Tensions rise over Ukrainian ship hijacked off Somalia
It was heading to Kenya with a large supply of arms
Tensions increased Sunday over what to do about the arms-carrying cargo ship hijacked off the coast of Somalia, as the pirates vowed to fight to the death, a hostage died and Somali officials urged the American Navy to send in commandos.
According to a broadcast on the BBC Somali service, the pirates said that they could see an American destroyer nearby and several military aircraft tracking them, but that they were not afraid.
“They can’t catch us like goats,” said a man who said he was a spokesman for the pirates. “We will fight, and everyone here will die with us.”
The man said he was speaking on a satellite phone from the bridge of the hijacked Ukrainian ship, and to prove it, he handed the phone to another man who said he was the captain. The captain, a Ukrainian, then told the BBC that a Russian crew member had died from hypertension.
A band of pirates hijacked the ship on Thursday evening as it was heading to Kenya with a large supply of arms, including 33 T-72 battle tanks, grenade launchers and ammunition, all for the Kenyan military.
Somali officials said Sunday that the ship was anchored a few miles off the coast between Xarardheere and Hobyo, two notorious pirate dens where several other hijacked vessels have been taken. The pirates said they would not release the 20 crew members or the arms until they were paid $20 million in cash.
Somali officials said there might be no way to resolve the standoff other than storming the ship.

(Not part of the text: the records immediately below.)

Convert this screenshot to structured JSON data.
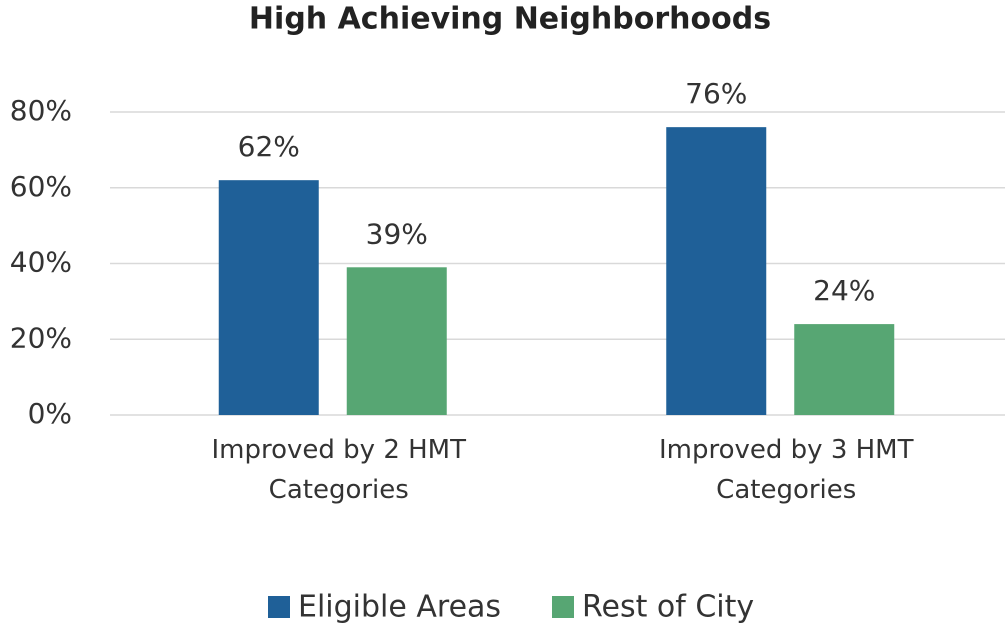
{
  "chart_data": {
    "type": "bar",
    "title": "High Achieving Neighborhoods",
    "categories": [
      "Improved by 2 HMT Categories",
      "Improved by 3 HMT Categories"
    ],
    "series": [
      {
        "name": "Eligible Areas",
        "color": "#1f6098",
        "values": [
          62,
          76
        ],
        "value_labels": [
          "62%",
          "76%"
        ]
      },
      {
        "name": "Rest of City",
        "color": "#57a673",
        "values": [
          39,
          24
        ],
        "value_labels": [
          "39%",
          "24%"
        ]
      }
    ],
    "ylim": [
      0,
      80
    ],
    "yticks": [
      {
        "value": 0,
        "label": "0%"
      },
      {
        "value": 20,
        "label": "20%"
      },
      {
        "value": 40,
        "label": "40%"
      },
      {
        "value": 60,
        "label": "60%"
      },
      {
        "value": 80,
        "label": "80%"
      }
    ],
    "grid": true,
    "legend": "bottom"
  }
}
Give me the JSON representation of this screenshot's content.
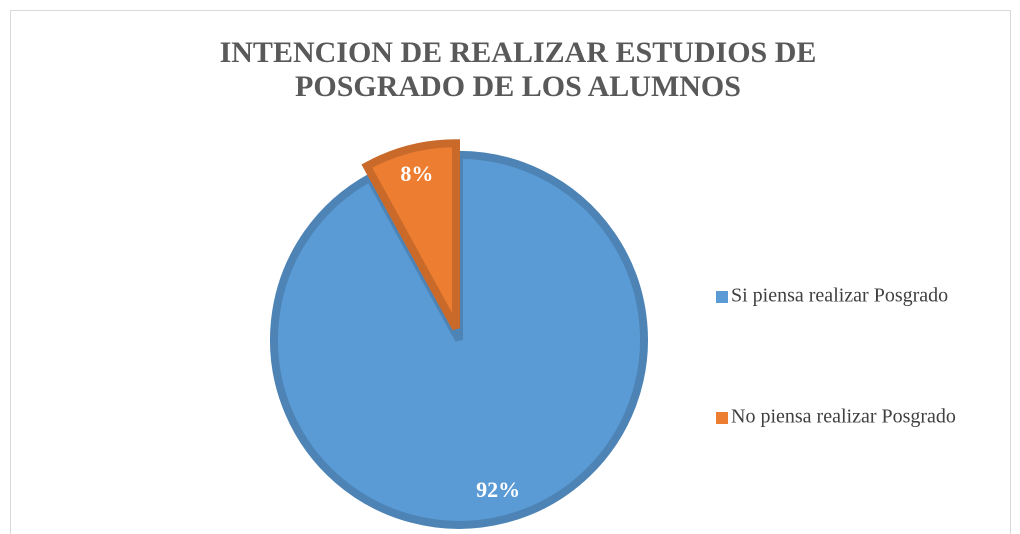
{
  "chart_data": {
    "type": "pie",
    "title": [
      "INTENCION DE REALIZAR ESTUDIOS DE",
      "POSGRADO DE LOS ALUMNOS"
    ],
    "categories": [
      "Si piensa realizar Posgrado",
      "No piensa realizar Posgrado"
    ],
    "values": [
      92,
      8
    ],
    "value_labels": [
      "92%",
      "8%"
    ],
    "colors": [
      "#5b9bd5",
      "#ed7d31"
    ],
    "legend": "right"
  }
}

“A military operation has to be taken,” said Ahmed Said Aw-nur, minister of fisheries for the semiautonomous state of Puntland in northern Somalia.
“If the Islamists get the arms,” he said, referring to Islamist insurgents currently waging war on Somalia’s weak government, “they will cause problems for all of Somalia.”
American military officials said that they were closely watching the ship but that there were no plans to raid it.
“We’re deeply concerned about what’s aboard, as well as the safety of the crew,” said Lt. Nathan Christensen, a spokesman for the Navy’s Fifth Fleet, based in Bahrain. “We’re hoping the arms don’t make it to shore.”
Lieutenant Christensen said the American destroyer Howard was following the hijacked ship from less than five miles away and communicating with it via bridge-to-bridge radio.